The price of that education: about $6,500 (Rs 4,89,908.25) for a certificate and $14,000 (Rs 10,55,187) for an associate degree — or less, as many culinary students receive grants or scholarships. Compare that with the Culinary Institute of America, an acclaimed private school where a single semester at its Hyde Park, New York, campus costs nearly $20,000 (Rs 15,07,410).

Less than a decade ago, the number of culinary schools in the United States was rising rapidly. But the past few years have been challenging. Confronted with increasingly steep operating costs and a pandemic that hamstrung the restaurant business, several schools have permanently closed.

What’s left, for the most part, are the most recognisable names and culinary schools at community colleges like Northern Essex, which has doubled its enrolment to 33 students since the programme began in 2020 and expects to more than double that total this fall.

Many other community colleges have opened or expanded culinary programmes in recent years, offering a high-quality education at a fraction of the cost of a private cooking school.

While they lack the prestige of the big names, these institutes may be better matched to the current economy. They can be a critical resource for a restaurant business in desperate need of line cooks and other skilled workers, as well as for students seeking to start a career without running up big debts.

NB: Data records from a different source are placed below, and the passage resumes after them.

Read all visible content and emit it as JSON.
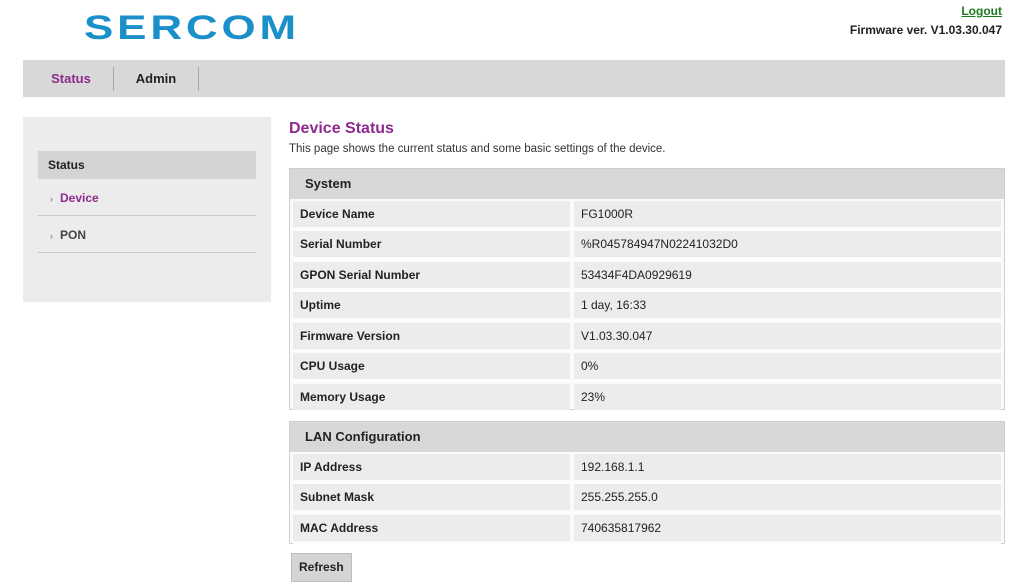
{
  "brand": {
    "logo_text": "SERCOM"
  },
  "header": {
    "logout_label": "Logout",
    "firmware_label": "Firmware ver. V1.03.30.047"
  },
  "nav": {
    "tabs": [
      {
        "label": "Status"
      },
      {
        "label": "Admin"
      }
    ]
  },
  "sidebar": {
    "heading": "Status",
    "items": [
      {
        "label": "Device"
      },
      {
        "label": "PON"
      }
    ]
  },
  "main": {
    "title": "Device Status",
    "description": "This page shows the current status and some basic settings of the device."
  },
  "system": {
    "title": "System",
    "rows": [
      {
        "key": "Device Name",
        "value": "FG1000R"
      },
      {
        "key": "Serial Number",
        "value": "%R045784947N02241032D0"
      },
      {
        "key": "GPON Serial Number",
        "value": "53434F4DA0929619"
      },
      {
        "key": "Uptime",
        "value": "1 day, 16:33"
      },
      {
        "key": "Firmware Version",
        "value": "V1.03.30.047"
      },
      {
        "key": "CPU Usage",
        "value": "0%"
      },
      {
        "key": "Memory Usage",
        "value": "23%"
      }
    ]
  },
  "lan": {
    "title": "LAN Configuration",
    "rows": [
      {
        "key": "IP Address",
        "value": "192.168.1.1"
      },
      {
        "key": "Subnet Mask",
        "value": "255.255.255.0"
      },
      {
        "key": "MAC Address",
        "value": "740635817962"
      }
    ]
  },
  "actions": {
    "refresh_label": "Refresh"
  },
  "colors": {
    "accent": "#8e2a8e",
    "logo": "#1a8fc9",
    "link": "#1e7a1e"
  }
}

The boom in community college cooking programmes has caught the attention of local governments and businesses, which are playing an active role in driving their growth.

For all their innovation, community colleges still can’t provide everything that private schools do, like a network of influential alumni or internships around the world. Jeffrey Gardner, a consulting chef in Atlanta, US, said the community college graduates he has hired often have an outdated, classically French training, as their teachers may not have worked in restaurants recently. “A lot of what they were taught would have been fine for ’90s hotel banquets,” he said.

Katherine Ventura, the student at Northern Essex, was surprised the instruction didn’t reflect the ethnic diversity of her peers. “The type of culture we are cooking for, usually it is just Western or something,” she said. “I wish it was more Asian or North African or something different.”

Such drawbacks may not matter as much for the many students who simply want to find a reliable job rather than become a celebrity chef or open a specific style of restaurant.

Michael Stamets, the associate dean of the hospitality programmes at the State University of New York College at Broome, US, said that even though the programme isn’t widely renowned, it is well respected in the New York area where most students are seeking employment. If the Culinary Institute of America prepares students “a little better for a global market,” he said, “we are preparing them for a local market.”

Many of those local markets are becoming dining hubs in their own right and are in need of employees.

Prince George’s Community College, in Largo, Maryland, US, is about 15 miles from National Harbor, a large dining and residential complex along the Potomac River that opened in 2008. The area’s growth spurred significant investment by the school and county into the school’s culinary programme in 2018, said Denise Ware-Jackson, chair of the college’s wellness, culinary and hospitality department.

Sussex County Community College, in Newton, New Jersey, US, recently refocussed its food and beverage management programme on professional cooking because of the sheer number of requests from local businesses for cooks, said Martin Kester, programme supervisor. All 12 of Sussex’s culinary graduates from the past three years are still working in the food business, he said.

Community college degrees have long been disparaged as inferior. Culinary institutes, which tend to attract more attention from prospective students than other trade programmes, may help reverse that, said Kester.

“There is still a stigma that it is a community college,” he said. “That is something we are working very hard to change with programmes like this one that are forward facing and immersed in the community.”